Paper
Thirst for Hope: Imaginative Landscapes of Turkish Imperialist Populism
presenters
Sertac Sehlikoglu
Nationality: United Kingdom
Residence:
UCL, Institute for Global Prosperity
Presence:Face to Face/ On Site
Keywords:
Abstract:
Turkey's global political engagements and strategic investments in regions formerly under Ottoman rule, spanning the Balkans to North Africa, are frequently referred to as "Soft Power" in European media discourse. It is widely acknowledged that under the leadership of President Recep Tayyip Erdoğan, Turkey's Islamist-oriented foreign policy has gained significant traction among Sunni Muslim populations in these post-Ottoman territories over the past decade. This influence is manifested through various neo-Ottomanist cultural initiatives undertaken by the Turkish state, including media projects, popular historical dramas that resonate in Eastern Europe and the Middle East, social activities organised by Yunus Emre cultural centres, and philanthropic endeavours. Turkey stands as a prominent example of imperial revivalism within the broader context of Islamist movements. However, a large proportion of such analytical narratives demonstrate a limited understanding of the complexity of imperial imaginaries of the Turkish public about Africa.

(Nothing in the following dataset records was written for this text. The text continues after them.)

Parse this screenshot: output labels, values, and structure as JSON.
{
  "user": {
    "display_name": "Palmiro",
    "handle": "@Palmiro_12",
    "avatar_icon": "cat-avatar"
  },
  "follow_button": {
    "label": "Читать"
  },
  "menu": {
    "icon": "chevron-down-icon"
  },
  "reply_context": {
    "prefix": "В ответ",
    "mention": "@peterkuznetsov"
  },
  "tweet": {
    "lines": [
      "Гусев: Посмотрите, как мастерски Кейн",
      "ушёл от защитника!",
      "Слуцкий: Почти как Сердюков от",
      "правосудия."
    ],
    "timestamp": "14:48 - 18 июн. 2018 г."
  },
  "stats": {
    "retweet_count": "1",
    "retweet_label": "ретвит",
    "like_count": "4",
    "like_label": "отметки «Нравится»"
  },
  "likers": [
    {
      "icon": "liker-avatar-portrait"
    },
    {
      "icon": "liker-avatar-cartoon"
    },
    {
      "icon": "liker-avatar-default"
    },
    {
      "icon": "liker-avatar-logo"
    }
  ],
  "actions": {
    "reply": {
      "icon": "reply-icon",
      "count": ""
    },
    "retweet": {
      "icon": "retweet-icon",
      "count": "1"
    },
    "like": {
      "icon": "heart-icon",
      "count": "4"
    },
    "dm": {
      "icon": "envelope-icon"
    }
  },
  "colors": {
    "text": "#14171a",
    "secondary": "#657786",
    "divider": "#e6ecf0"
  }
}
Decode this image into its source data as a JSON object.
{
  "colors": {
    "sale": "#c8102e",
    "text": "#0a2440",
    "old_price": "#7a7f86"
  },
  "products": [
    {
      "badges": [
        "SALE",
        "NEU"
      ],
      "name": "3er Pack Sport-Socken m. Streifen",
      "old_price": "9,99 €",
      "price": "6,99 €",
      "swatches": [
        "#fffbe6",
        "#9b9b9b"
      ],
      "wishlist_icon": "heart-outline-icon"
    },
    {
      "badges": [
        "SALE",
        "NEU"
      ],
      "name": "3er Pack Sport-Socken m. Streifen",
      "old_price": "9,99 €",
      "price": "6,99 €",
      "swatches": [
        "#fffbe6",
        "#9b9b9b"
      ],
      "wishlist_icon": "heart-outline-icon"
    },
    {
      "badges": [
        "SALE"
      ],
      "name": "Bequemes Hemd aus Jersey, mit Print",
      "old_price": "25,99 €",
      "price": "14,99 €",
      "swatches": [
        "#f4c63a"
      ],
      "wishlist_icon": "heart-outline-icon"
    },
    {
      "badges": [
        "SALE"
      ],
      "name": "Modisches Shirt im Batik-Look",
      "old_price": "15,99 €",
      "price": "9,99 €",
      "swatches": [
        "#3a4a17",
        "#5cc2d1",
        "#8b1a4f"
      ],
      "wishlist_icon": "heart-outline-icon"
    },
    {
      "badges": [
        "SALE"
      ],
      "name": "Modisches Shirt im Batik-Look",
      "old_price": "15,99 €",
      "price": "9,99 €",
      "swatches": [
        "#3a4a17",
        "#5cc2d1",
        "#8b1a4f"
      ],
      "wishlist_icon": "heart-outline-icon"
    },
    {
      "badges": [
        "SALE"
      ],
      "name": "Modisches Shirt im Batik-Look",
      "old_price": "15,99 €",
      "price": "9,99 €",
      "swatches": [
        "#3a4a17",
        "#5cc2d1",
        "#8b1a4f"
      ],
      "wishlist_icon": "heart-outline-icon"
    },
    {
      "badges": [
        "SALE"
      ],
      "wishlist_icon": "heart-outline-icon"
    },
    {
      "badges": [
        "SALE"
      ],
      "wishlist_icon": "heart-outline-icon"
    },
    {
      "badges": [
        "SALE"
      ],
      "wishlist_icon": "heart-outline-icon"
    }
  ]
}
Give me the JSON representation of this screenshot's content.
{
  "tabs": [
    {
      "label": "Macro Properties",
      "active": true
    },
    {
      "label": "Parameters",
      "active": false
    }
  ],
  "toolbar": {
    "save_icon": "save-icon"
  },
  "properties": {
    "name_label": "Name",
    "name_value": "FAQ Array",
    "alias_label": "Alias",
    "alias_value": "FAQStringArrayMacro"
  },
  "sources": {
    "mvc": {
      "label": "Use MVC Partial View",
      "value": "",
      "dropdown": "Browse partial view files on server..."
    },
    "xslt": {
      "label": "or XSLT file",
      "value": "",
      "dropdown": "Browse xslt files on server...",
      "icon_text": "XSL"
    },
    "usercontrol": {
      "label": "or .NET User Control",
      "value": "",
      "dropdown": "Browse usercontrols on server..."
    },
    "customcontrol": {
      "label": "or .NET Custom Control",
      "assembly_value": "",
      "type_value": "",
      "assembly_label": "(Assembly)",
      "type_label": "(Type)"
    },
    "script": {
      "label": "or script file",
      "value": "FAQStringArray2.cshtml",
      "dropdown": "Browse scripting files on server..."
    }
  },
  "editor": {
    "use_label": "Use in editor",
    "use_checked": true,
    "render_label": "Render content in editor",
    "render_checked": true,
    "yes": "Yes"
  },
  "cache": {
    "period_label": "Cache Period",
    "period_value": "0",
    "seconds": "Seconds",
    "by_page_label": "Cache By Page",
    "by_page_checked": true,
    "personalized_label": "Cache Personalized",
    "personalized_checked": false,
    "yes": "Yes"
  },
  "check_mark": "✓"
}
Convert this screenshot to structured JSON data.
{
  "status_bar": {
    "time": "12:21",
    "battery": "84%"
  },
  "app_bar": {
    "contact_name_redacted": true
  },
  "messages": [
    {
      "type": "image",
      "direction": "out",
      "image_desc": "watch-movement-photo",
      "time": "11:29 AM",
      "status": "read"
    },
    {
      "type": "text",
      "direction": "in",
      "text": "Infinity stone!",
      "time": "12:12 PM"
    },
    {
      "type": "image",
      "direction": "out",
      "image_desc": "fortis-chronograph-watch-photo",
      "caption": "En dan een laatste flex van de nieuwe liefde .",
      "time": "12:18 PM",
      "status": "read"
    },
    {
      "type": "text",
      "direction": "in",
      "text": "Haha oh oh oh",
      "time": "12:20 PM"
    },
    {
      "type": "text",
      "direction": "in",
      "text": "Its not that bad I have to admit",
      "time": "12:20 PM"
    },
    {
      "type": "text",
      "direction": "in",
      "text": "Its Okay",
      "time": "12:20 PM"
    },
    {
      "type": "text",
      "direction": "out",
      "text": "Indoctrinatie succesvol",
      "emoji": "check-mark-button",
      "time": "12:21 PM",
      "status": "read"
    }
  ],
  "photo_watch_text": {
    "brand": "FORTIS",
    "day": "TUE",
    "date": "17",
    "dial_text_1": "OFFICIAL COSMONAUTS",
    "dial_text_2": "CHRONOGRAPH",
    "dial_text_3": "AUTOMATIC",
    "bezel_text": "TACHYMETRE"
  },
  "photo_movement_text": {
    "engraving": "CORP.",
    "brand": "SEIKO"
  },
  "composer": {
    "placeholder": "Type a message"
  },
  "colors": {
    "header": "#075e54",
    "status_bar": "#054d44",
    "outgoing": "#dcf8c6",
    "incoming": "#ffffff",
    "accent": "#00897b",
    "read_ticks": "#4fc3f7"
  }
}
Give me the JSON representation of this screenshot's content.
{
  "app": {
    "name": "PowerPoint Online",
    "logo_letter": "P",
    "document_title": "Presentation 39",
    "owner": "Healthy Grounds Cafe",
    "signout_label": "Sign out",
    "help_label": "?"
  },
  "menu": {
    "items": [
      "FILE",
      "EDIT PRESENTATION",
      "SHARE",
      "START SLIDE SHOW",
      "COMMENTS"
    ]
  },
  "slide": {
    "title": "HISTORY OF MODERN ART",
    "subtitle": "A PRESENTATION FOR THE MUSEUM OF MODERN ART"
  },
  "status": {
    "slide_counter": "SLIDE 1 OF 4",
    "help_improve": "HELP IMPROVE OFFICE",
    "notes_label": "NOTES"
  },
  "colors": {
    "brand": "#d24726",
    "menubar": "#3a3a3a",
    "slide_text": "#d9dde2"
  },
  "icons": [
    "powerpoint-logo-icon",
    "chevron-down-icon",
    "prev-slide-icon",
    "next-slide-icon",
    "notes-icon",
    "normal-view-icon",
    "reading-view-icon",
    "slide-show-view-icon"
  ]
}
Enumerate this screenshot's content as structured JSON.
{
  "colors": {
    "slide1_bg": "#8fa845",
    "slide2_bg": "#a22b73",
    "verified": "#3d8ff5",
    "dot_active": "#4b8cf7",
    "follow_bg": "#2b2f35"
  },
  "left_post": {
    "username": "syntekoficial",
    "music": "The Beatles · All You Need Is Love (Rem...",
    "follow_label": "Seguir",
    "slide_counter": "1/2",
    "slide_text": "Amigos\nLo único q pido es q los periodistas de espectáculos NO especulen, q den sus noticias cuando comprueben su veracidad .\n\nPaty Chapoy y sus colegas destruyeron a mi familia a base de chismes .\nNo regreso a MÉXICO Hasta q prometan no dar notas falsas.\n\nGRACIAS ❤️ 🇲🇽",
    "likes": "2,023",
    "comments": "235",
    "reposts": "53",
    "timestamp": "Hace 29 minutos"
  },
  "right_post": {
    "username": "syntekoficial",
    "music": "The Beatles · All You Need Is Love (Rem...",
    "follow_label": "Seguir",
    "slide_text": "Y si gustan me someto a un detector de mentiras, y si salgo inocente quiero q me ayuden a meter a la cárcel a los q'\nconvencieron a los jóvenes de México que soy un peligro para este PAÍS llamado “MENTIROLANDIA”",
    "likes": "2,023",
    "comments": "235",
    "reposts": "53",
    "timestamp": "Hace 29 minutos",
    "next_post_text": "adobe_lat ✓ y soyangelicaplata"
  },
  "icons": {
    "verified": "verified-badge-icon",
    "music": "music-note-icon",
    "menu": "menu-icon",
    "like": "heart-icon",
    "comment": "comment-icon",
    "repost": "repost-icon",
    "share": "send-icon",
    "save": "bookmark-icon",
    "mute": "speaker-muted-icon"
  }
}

By focusing specifically on the fieldwork with Turkish charities and philanthropists providing aid to Africa, this paper discusses the limits of Turkish philanthropic imaginaries about Africa and its colonial past. It studies the encounter between Western and Turkish Imperial Dreams through philanthropy at the water well projects of Turkish charities in different parts of Africa and its Muslim areas.
It was 2006 when a Turkish charity (Deniz Feneri/Lighthouse) first started opening water wells as a form of aid. This one was to remedy the 2005-2006 Niger food crisis, which impacted over 3.3 million people in this Muslim-majority country. Since then, diverse Turkish aid charities and Turkey’s own Red Crescent have drilled thousands of water wells in Somalia, Tanzania, Chad, Togo, Uganda, Cameroon, and Ghana. Turkey’s alms culture is directed at Africa’s Muslim populations through a discourse around undoing the damages of Western Colonialism.
Specifically, this paper focuses on economies of philanthropy and imagination, the ways in which the Ottoman past, race, and Islam are imagined in Turkey as a way to cultivate trust as an intimate interconnectivity in this economic relationship.